La sanction la plus sévère s’est limitée à une suspension de 40 heures. En près de deux décennies au sein du département de police de Minneapolis, Derek Chauvin, qui a assassiné George Floyd, a fait l’objet d’au moins 17 plaintes pour faute professionnelle, mais aucune ne l’a contraint à interrompre sa carrière.

Chauvin a été impliqué dans la fusillade fatale d’octobre 2006, alors que la sénatrice Amy Klobuchar était procureure du district de Minneapolis. Plutôt que de poursuivre Chauvin, elle a renvoyé l’affaire vers un grand jury qui a refusé de l’inculper.

En 2011, Chauvin a été impliqué dans la fusillade très médiatisée d’un Amérindien. Il a été mis en congé administratif mais a été réintégré dans la police sans qu’aucune accusation ne soit portée contre lui. Si un contrôle communautaire démocratique de la police avait été en place, il y a fort à parier que Chauvin aurait été démis de ses fonctions de policier et que George Floyd serait toujours en vie.

Le plaidoyer pour un changement va grandissant. Des chauffeurs de bus ont refusé de transporter les manifestants arrêtés par la police à Minneapolis et à New York. Les dirigeants des syndicats des transports en commun du pays, dans le cadre de Payday Report [petite publication à financement participatif basée à Pittsburgh, NdT] , demandent à leurs membres de ne pas coopérer avec la police pour arrêter les manifestants. Et les universités abandonnent leurs contrats avec le département de police de Minneapolis.

Les manifestations se poursuivent dans tout le pays. Jusqu’à présent, l’escalade de la violence policière et l’utilisation de la Garde nationale n’ont pas réussi à les arrêter. Le gouvernement peut utiliser l’armée, bien que la loi impose des restrictions à cet égard. Des tentatives seront faites pour étouffer les protestations des dirigeants politiques et des organisations à but non lucratif qui tenteront de prendre le pouvoir. Ces efforts doivent être repoussés.
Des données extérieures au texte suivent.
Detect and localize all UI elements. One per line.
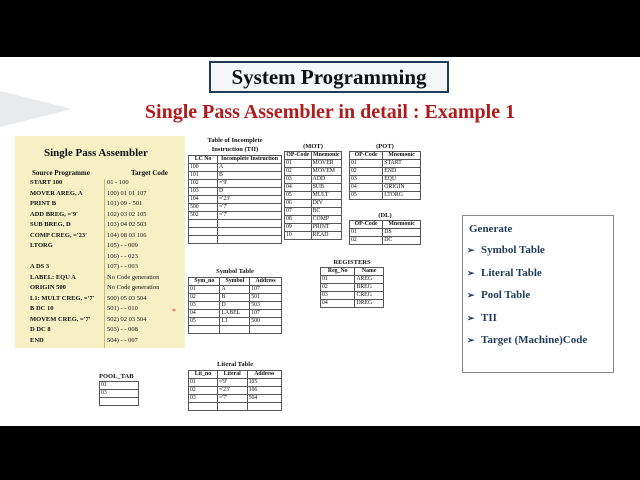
source-panel-title: Single Pass Assembler <box>44 147 148 159</box>
source-row <box>30 221 185 232</box>
littab-row-cell: 02 <box>189 387 218 395</box>
pot-row-cell: ORIGIN <box>383 184 421 192</box>
register-row <box>321 300 384 308</box>
generate-item <box>467 312 497 324</box>
littab-row <box>189 403 282 411</box>
tii-row <box>189 236 282 244</box>
mot-row <box>285 192 342 200</box>
tii-row-cell: ='23' <box>218 196 282 204</box>
symtab-row-cell: 03 <box>189 302 220 310</box>
tii-row-cell <box>218 220 282 228</box>
tii-row <box>189 188 282 196</box>
source-row <box>30 316 185 327</box>
generate-item-label: TII <box>481 311 497 324</box>
dl-row-cell: DC <box>383 237 421 245</box>
mot-header-opcode: OP-Code <box>286 152 310 158</box>
mot-row-cell: 03 <box>285 176 312 184</box>
symtab-row <box>189 294 282 302</box>
symtab-row-cell: 02 <box>189 294 220 302</box>
dl-row-cell: 02 <box>350 237 383 245</box>
target-code: 104) 08 03 106 <box>107 231 147 239</box>
littab-header-address: Address <box>247 371 281 379</box>
pot-row-cell: 04 <box>350 184 383 192</box>
symtab-row <box>189 326 282 334</box>
register-row <box>321 292 384 300</box>
mot-row-cell: 01 <box>285 160 312 168</box>
pooltab-row <box>100 382 139 390</box>
pot-row-cell: 01 <box>350 160 383 168</box>
source-statement: L1: MULT CREG, ='7' <box>30 294 95 302</box>
mot-row-cell: MOVEM <box>311 168 341 176</box>
source-row <box>30 284 185 295</box>
pooltab-row-cell: 01 <box>100 382 139 390</box>
target-code: 100) 01 01 107 <box>107 189 147 197</box>
source-statement: MOVER AREG, A <box>30 189 83 197</box>
tii-row-cell <box>218 236 282 244</box>
mot-row-cell: MULT <box>311 192 341 200</box>
registers-header-no: Reg_No <box>321 268 355 276</box>
slide-subtitle: Single Pass Assembler in detail : Example 1 <box>144 101 516 123</box>
pot-row <box>350 192 421 200</box>
mot-row <box>285 176 342 184</box>
pot-row-cell: START <box>383 160 421 168</box>
mot-row <box>285 200 342 208</box>
mot-row-cell: 08 <box>285 216 312 224</box>
source-row <box>30 200 185 211</box>
generate-item-label: Target (Machine)Code <box>481 334 588 346</box>
pooltab-row-cell: 03 <box>100 390 139 398</box>
source-statement: PRINT B <box>30 200 57 207</box>
littab-row-cell: 03 <box>189 395 218 403</box>
tii-row <box>189 180 282 188</box>
mot-row-cell: 02 <box>285 168 312 176</box>
source-row <box>30 211 185 222</box>
mot-row-cell: ADD <box>311 176 341 184</box>
source-statement: LTORG <box>30 242 53 249</box>
generate-item <box>467 334 587 346</box>
target-code: 504) - - 007 <box>107 336 138 344</box>
tii-row-cell: 101 <box>189 172 218 180</box>
pooltab-row <box>100 398 139 406</box>
pot-row <box>350 160 421 168</box>
mot-row <box>285 184 342 192</box>
pot-header-opcode: OP-Code <box>350 152 383 160</box>
mot-row <box>285 168 342 176</box>
tii-row-cell: 502 <box>189 212 218 220</box>
tii-caption-line1: Table of Incomplete <box>207 137 263 144</box>
symtab-row-cell <box>220 326 250 334</box>
register-row-cell: CREG <box>355 292 384 300</box>
littab-row-cell: ='23' <box>217 387 247 395</box>
symtab-header-no: Sym_no <box>189 278 220 286</box>
pot-row <box>350 168 421 176</box>
slide-title: System Programming <box>209 61 449 93</box>
littab-row <box>189 395 282 403</box>
tii-row <box>189 212 282 220</box>
bullet-arrow-icon: ➢ <box>467 267 475 278</box>
symtab-row <box>189 286 282 294</box>
literal-table <box>188 370 282 411</box>
symtab-row-cell <box>189 326 220 334</box>
source-row <box>30 295 185 306</box>
littab-row-cell: 01 <box>189 379 218 387</box>
littab-row-cell: 106 <box>247 387 281 395</box>
pooltab-caption: POOL_TAB <box>99 373 134 380</box>
generate-item-label: Pool Table <box>481 289 531 301</box>
symtab-row-cell: B <box>220 294 250 302</box>
symtab-row-cell: 500 <box>250 318 282 326</box>
tii-row-cell: ='7' <box>218 204 282 212</box>
register-row-cell: BREG <box>355 284 384 292</box>
target-code: 500) 05 03 504 <box>107 294 147 302</box>
littab-row-cell: ='9' <box>217 379 247 387</box>
register-row-cell: 04 <box>321 300 355 308</box>
source-statement: B DC 10 <box>30 305 54 312</box>
source-row <box>30 232 185 243</box>
source-statement: LABEL: EQU A <box>30 273 76 281</box>
mot-row <box>285 216 342 224</box>
source-row <box>30 274 185 285</box>
tii-row-cell: 104 <box>189 196 218 204</box>
tii-row-cell: D <box>218 188 282 196</box>
target-code: No Code generation <box>107 273 160 281</box>
littab-row-cell <box>247 403 281 411</box>
source-statement: COMP CREG, ='23' <box>30 231 87 239</box>
symtab-row-cell: 04 <box>189 310 220 318</box>
register-row <box>321 276 384 284</box>
register-row <box>321 284 384 292</box>
target-code: 106) - - 023 <box>107 252 138 260</box>
tii-row <box>189 220 282 228</box>
littab-row <box>189 379 282 387</box>
source-statement: SUB BREG, D <box>30 221 71 228</box>
source-statement: ADD BREG, ='9' <box>30 210 78 218</box>
symtab-row-cell: 107 <box>250 286 282 294</box>
source-statement: D DC 8 <box>30 326 51 333</box>
symtab-row-cell: LABEL <box>220 310 250 318</box>
pot-row-cell: EQU <box>383 176 421 184</box>
slide <box>0 57 640 426</box>
symtab-row-cell: 01 <box>189 286 220 294</box>
tii-header-lc: LC No <box>189 156 218 164</box>
source-statement: MOVEM CREG, ='7' <box>30 315 91 323</box>
pot-row-cell: END <box>383 168 421 176</box>
tii-header-instruction: Incomplete Instruction <box>218 156 282 164</box>
mot-caption: (MOT) <box>303 143 323 150</box>
target-code: 105) - - 009 <box>107 242 138 249</box>
symtab-row-cell: 05 <box>189 318 220 326</box>
source-row <box>30 263 185 274</box>
dl-header-opcode: OP-Code <box>350 221 383 229</box>
source-row <box>30 253 185 264</box>
target-code: 103) 04 02 503 <box>107 221 147 228</box>
tii-caption-line2: Instruction (TII) <box>211 146 259 153</box>
littab-row <box>189 387 282 395</box>
target-code: 102) 03 02 105 <box>107 210 147 218</box>
symbol-table <box>188 277 282 334</box>
tii-row-cell: 100 <box>189 164 218 172</box>
register-row-cell: AREG <box>355 276 384 284</box>
mot-row-cell: MOVER <box>311 160 341 168</box>
mot-row-cell: READ <box>311 232 341 240</box>
dl-row <box>350 229 421 237</box>
tii-row-cell: 102 <box>189 180 218 188</box>
mot-row <box>285 208 342 216</box>
generate-title: Generate <box>469 223 513 235</box>
pot-table <box>349 151 421 200</box>
source-row <box>30 190 185 201</box>
tii-row-cell <box>189 236 218 244</box>
mot-row-cell: 10 <box>285 232 312 240</box>
annotation-mark: * <box>172 307 176 316</box>
mot-row-cell: 09 <box>285 224 312 232</box>
symtab-row <box>189 318 282 326</box>
source-statement: END <box>30 336 44 344</box>
symtab-row-cell: D <box>220 302 250 310</box>
symtab-row-cell: A <box>220 286 250 294</box>
generate-item <box>467 267 542 279</box>
symtab-caption: Symbol Table <box>216 268 254 275</box>
source-row <box>30 337 185 348</box>
register-row-cell: DREG <box>355 300 384 308</box>
tii-row-cell: ='9' <box>218 180 282 188</box>
symtab-row <box>189 310 282 318</box>
target-code: 502) 02 03 504 <box>107 315 147 323</box>
littab-header-literal: Literal <box>217 371 247 379</box>
symtab-row-cell: 107 <box>250 310 282 318</box>
tii-row <box>189 164 282 172</box>
target-code: No Code generation <box>107 284 160 291</box>
mot-row-cell: 07 <box>285 208 312 216</box>
tii-table <box>188 155 282 244</box>
dl-row-cell: 01 <box>350 229 383 237</box>
mot-row <box>285 224 342 232</box>
littab-row-cell: 504 <box>247 395 281 403</box>
target-code: 503) - - 008 <box>107 326 138 333</box>
tii-row-cell: 103 <box>189 188 218 196</box>
target-code: 101) 09 - 501 <box>107 200 143 207</box>
pool-table <box>99 381 139 406</box>
generate-item <box>467 289 530 301</box>
tii-row-cell: A <box>218 164 282 172</box>
source-row <box>30 179 185 190</box>
register-row-cell: 01 <box>321 276 355 284</box>
pot-caption: (POT) <box>376 143 394 150</box>
pooltab-row <box>100 390 139 398</box>
target-code: 107) - - 003 <box>107 263 138 270</box>
register-row-cell: 02 <box>321 284 355 292</box>
source-statement: START 100 <box>30 179 63 186</box>
pot-row-cell: 03 <box>350 176 383 184</box>
tii-row <box>189 196 282 204</box>
registers-header-name: Name <box>355 268 384 276</box>
symtab-row-cell: 503 <box>250 302 282 310</box>
mot-row-cell: 05 <box>285 192 312 200</box>
generate-item-label: Symbol Table <box>481 244 545 256</box>
pot-header-mnemonic: Mnemonic <box>383 152 421 160</box>
mot-table <box>284 151 342 240</box>
pot-row-cell: 05 <box>350 192 383 200</box>
tii-row-cell: 500 <box>189 204 218 212</box>
target-col-header: Target Code <box>131 169 168 177</box>
symtab-header-symbol: Symbol <box>220 278 250 286</box>
tii-row <box>189 228 282 236</box>
dl-caption: (DL) <box>378 212 392 219</box>
source-statement: A DS 3 <box>30 263 50 270</box>
bullet-arrow-icon: ➢ <box>467 290 475 300</box>
littab-row-cell <box>217 403 247 411</box>
mot-row-cell: 04 <box>285 184 312 192</box>
registers-table <box>320 267 384 308</box>
dl-table <box>349 220 421 245</box>
tii-row-cell <box>218 228 282 236</box>
mot-row <box>285 232 342 240</box>
bullet-arrow-icon: ➢ <box>467 335 475 345</box>
tii-row-cell <box>189 228 218 236</box>
mot-row-cell: PRINT <box>311 224 341 232</box>
symtab-row-cell: L1 <box>220 318 250 326</box>
symtab-row <box>189 302 282 310</box>
mot-row-cell: BC <box>311 208 341 216</box>
dl-header-mnemonic: Mnemonic <box>383 221 421 229</box>
littab-caption: Literal Table <box>217 361 253 368</box>
bullet-arrow-icon: ➢ <box>467 312 475 323</box>
littab-row-cell <box>189 403 218 411</box>
littab-row-cell: ='7' <box>217 395 247 403</box>
mot-row-cell: DIV <box>311 200 341 208</box>
symtab-header-address: Address <box>250 278 282 286</box>
pooltab-row-cell <box>100 398 139 406</box>
target-code: 501) - - 010 <box>107 305 138 312</box>
pot-row <box>350 184 421 192</box>
tii-row <box>189 172 282 180</box>
generate-item-label: Literal Table <box>481 266 542 279</box>
tii-row <box>189 204 282 212</box>
tii-row-cell <box>189 220 218 228</box>
source-col-header: Source Programme <box>32 169 90 177</box>
mot-row-cell: 06 <box>285 200 312 208</box>
target-code: 01 - 100 <box>107 179 129 186</box>
source-row <box>30 242 185 253</box>
bullet-arrow-icon: ➢ <box>467 245 475 255</box>
source-row <box>30 305 185 316</box>
littab-row-cell: 105 <box>247 379 281 387</box>
registers-caption: REGISTERS <box>333 259 371 266</box>
pot-row-cell: 02 <box>350 168 383 176</box>
tii-row-cell: ='7' <box>218 212 282 220</box>
mot-header-mnemonic: Mnemonic <box>313 152 340 158</box>
arrow-decoration <box>0 91 72 127</box>
source-statement: ORIGIN 500 <box>30 284 66 291</box>
dl-row-cell: DS <box>383 229 421 237</box>
littab-header-no: Lit_no <box>189 371 218 379</box>
mot-row-cell: SUB <box>311 184 341 192</box>
source-row <box>30 326 185 337</box>
mot-row-cell: COMP <box>311 216 341 224</box>
pot-row <box>350 176 421 184</box>
dl-row <box>350 237 421 245</box>
pot-row-cell: LTORG <box>383 192 421 200</box>
symtab-row-cell <box>250 326 282 334</box>
symtab-row-cell: 501 <box>250 294 282 302</box>
generate-item <box>467 244 545 256</box>
register-row-cell: 03 <box>321 292 355 300</box>
tii-row-cell: B <box>218 172 282 180</box>
mot-row <box>285 160 342 168</box>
Pour obtenir les changements dont nous avons besoin, les gens doivent rester dans la rue et faire le lien entre les problèmes auxquels nous sommes confrontés et l’exigence de changements systémiques. Nous devrons nous soutenir mutuellement, comme beaucoup le font en distribuant de la nourriture et en assurant des soins médicaux, un soutien carcéral et une représentation juridique.
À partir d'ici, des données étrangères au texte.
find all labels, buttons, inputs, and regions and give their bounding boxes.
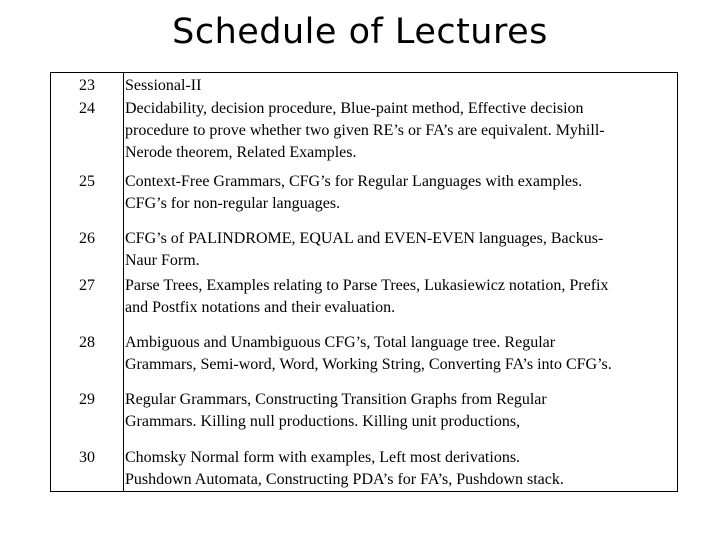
lecture-number: 30 xyxy=(79,449,95,466)
page-title: Schedule of Lectures xyxy=(172,12,548,52)
column-divider xyxy=(123,73,124,491)
lecture-topic: Parse Trees, Examples relating to Parse Trees, Lukasiewicz notation, Prefix and Postfix notations and their evaluation. xyxy=(125,277,609,316)
lecture-topic: Context-Free Grammars, CFG’s for Regular Languages with examples. CFG’s for non-regular languages. xyxy=(125,173,583,212)
lecture-number: 27 xyxy=(79,277,95,294)
lecture-number: 29 xyxy=(79,391,95,408)
lecture-number: 25 xyxy=(79,173,95,190)
lecture-topic: Sessional-II xyxy=(125,77,202,94)
lecture-topic: Chomsky Normal form with examples, Left most derivations. Pushdown Automata, Constructing PDA’s for FA’s, Pushdown stack. xyxy=(125,449,564,488)
lecture-number: 28 xyxy=(79,334,95,351)
lecture-number: 23 xyxy=(79,77,95,94)
lecture-number: 24 xyxy=(79,100,95,117)
lecture-topic: Decidability, decision procedure, Blue-paint method, Effective decision procedure to prove whether two given RE’s or FA’s are equivalent. Myhill- Nerode theorem, Related Examples. xyxy=(125,100,605,161)
lecture-topic: Regular Grammars, Constructing Transition Graphs from Regular Grammars. Killing null productions. Killing unit productions, xyxy=(125,391,547,430)
lecture-table xyxy=(50,72,678,492)
lecture-number: 26 xyxy=(79,230,95,247)
lecture-topic: Ambiguous and Unambiguous CFG’s, Total language tree. Regular Grammars, Semi-word, Word, Working String, Converting FA’s into CFG’s. xyxy=(125,334,612,373)
lecture-topic: CFG’s of PALINDROME, EQUAL and EVEN-EVEN languages, Backus- Naur Form. xyxy=(125,230,604,269)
Nous invitons les gens à se réunir en assemblée pour discuter de leurs objectifs, de leur vision quant à la manière différente dont les communautés pourraient être organisées et des actions qui pourraient être entreprises. Nous devons nous faire mutuellement confiance pour travailler ensemble à l’avenir que nous voulons. C’est ainsi que nous y parviendrons.